Ей пришлось долго терпеливо ждать. Она хмурилась, оглядывала картины, высокие потолки, витрины. Наконец, встала, подошла к окну, измерила взглядом сад. Нет сомнений, Дарио Асфар зарабатывал много денег. Дурацкая расточительность! В этот миг дверь отворилась, и генеральшу пригласили к Дарио.

— Рада снова увидеться с вами, доктор.

Он произнес что-то любезное и прибавил:

— Уверен, вы пришли ко мне не в качестве пациентки. Выглядите вы прекрасно, и к тому же сегодня у меня неприемный день. Впрочем, рад повидать старых друзей.

— Я всегда испытывала к вам, доктор, живейшую симпатию.

— Здоров ли генерал?

— Преставился на православное Рождество в тридцать втором году.

— Неужели? А Митенька?

— Митенька? Неплохо. У него дел по горло. Один ваш старый друг, Ангел Мартинелли, открыл в Ницце кабаре, и мой сын работает у него главным оформителем.

— Поздравляю. А «Мимоза» больше не существует?

— После смерти генерала я занялась разнообразными… делами… Собственно, я и к вам пришла по делу, доктор.

— Что вам угодно? — спокойно осведомился Дарио.

Лицо оставалось невозмутимым. Он мягко скрестил на столе руки и внимательно рассматривал тяжелый перстень. Камень показался ему померкшим, и, дохнув, он легонько протер сияющую поверхность.

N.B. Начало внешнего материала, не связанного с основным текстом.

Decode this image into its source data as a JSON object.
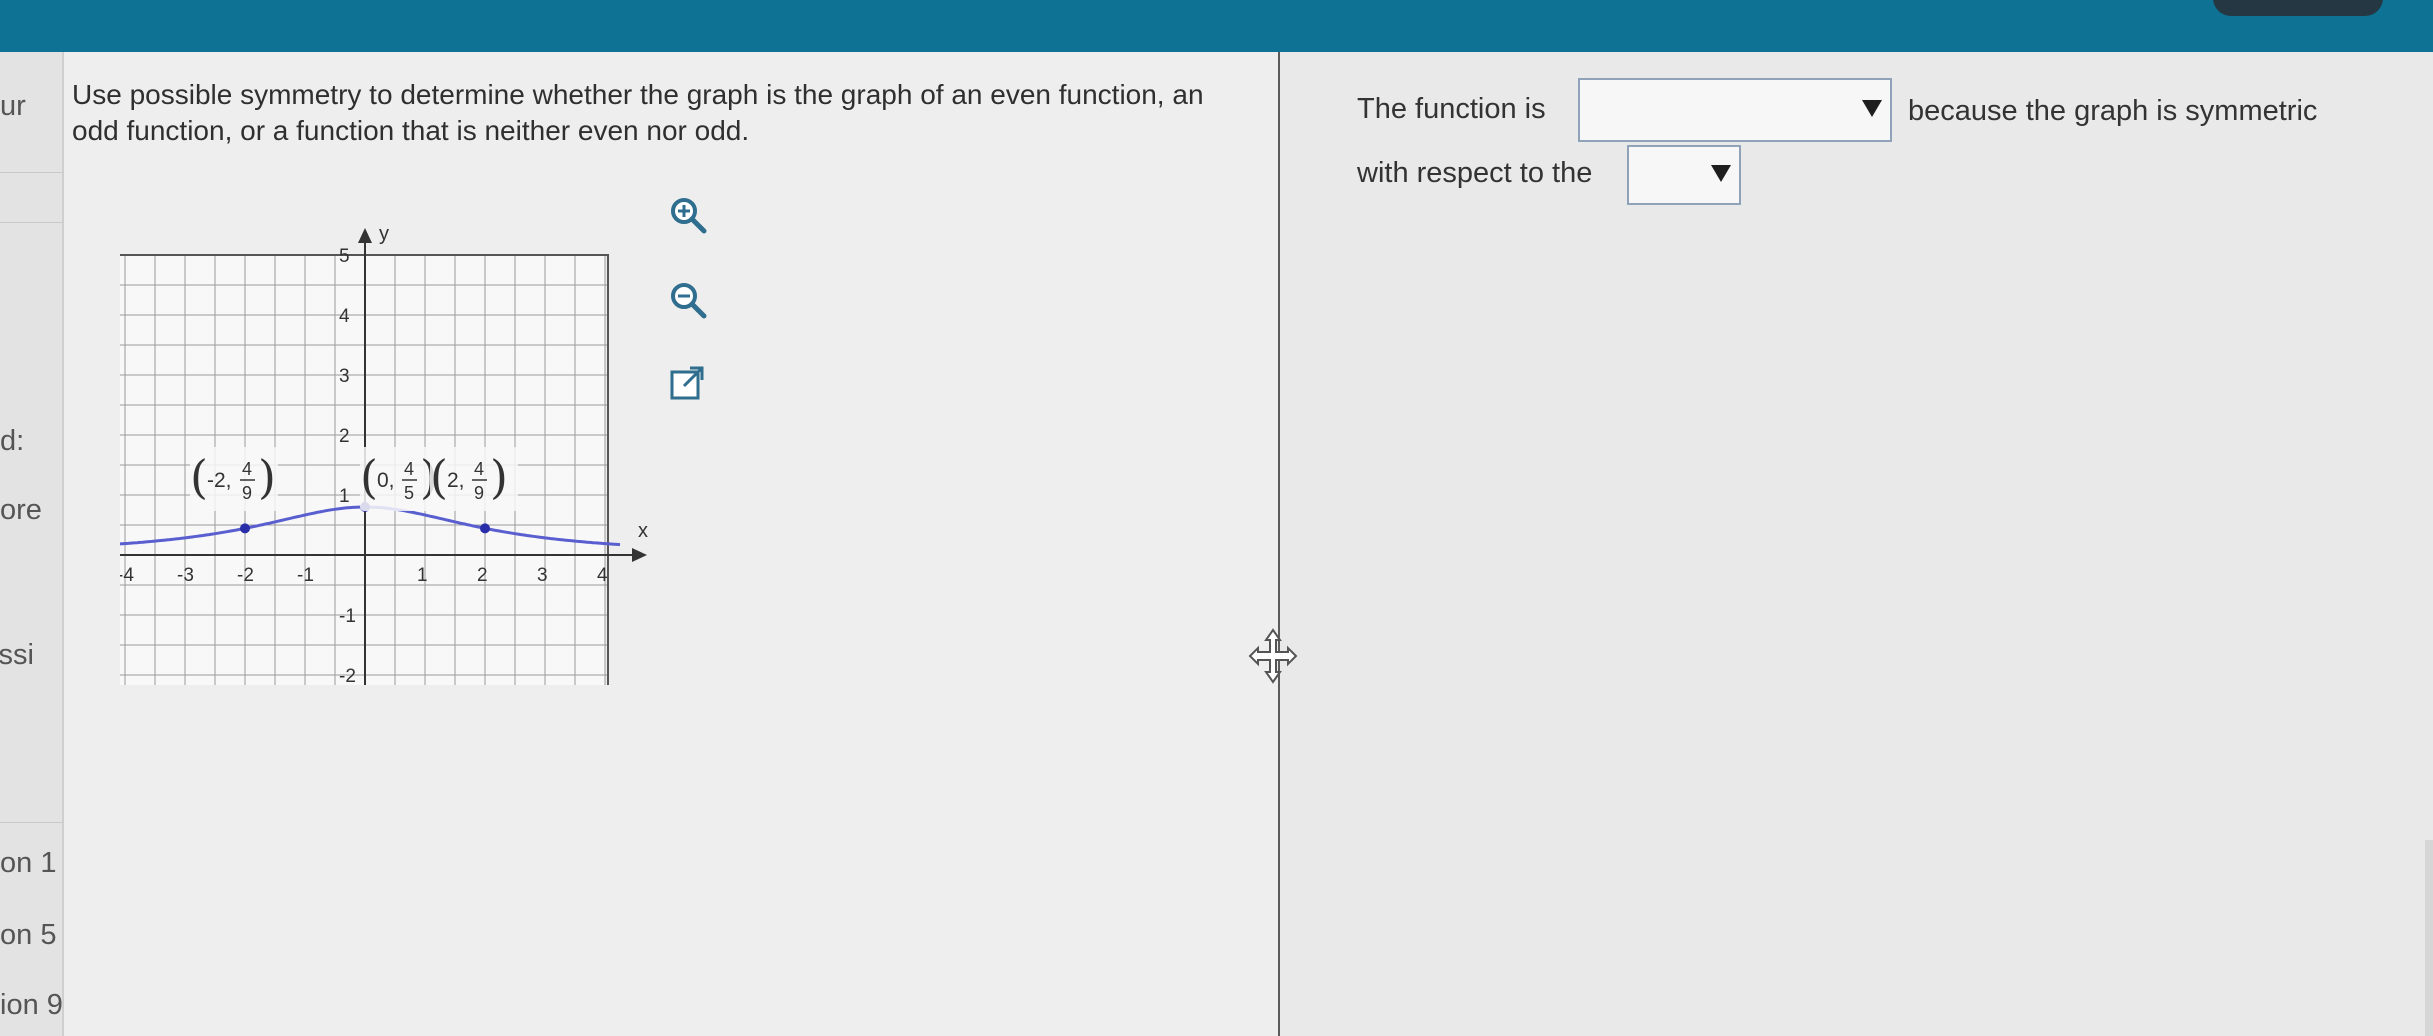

— Вы называли лакею какое-то имя.

— Да, мадемуазель Надин Суклотину.

— С этой молодой женщиной я знаком.

— Должно быть, вы удивились, увидев меня…

Он перебил:

— Нисколько. Я вас знаю не понаслышке. Вы занимаетесь, помимо разнообразных нынешних дел, ссудой для тех, кто оказался в стесненных обстоятельствах. Мы с вами познакомились на этой почве, вы тогда делали первые шаги. Надеюсь, теперь вы не нарушаете данного клиентам слова.

Она развела руками:

— Раньше, доктор я давала взаймы из своих, кровных. И не выпускала деньги из рук. Дорожила ими, не могла с ними расстаться. Теперь я только посредник и работаю на людей, поручающих мне вести переговоры. Я, как бы это сказать? — агент или ходатай. Нахожу для тех, кто, как вы удачно выразились, оказался в стесненных обстоятельствах, подходящих покровителей. Но повторяю: я занимаюсь не только ссудами. Иногда мне дают и более деликатные поручения.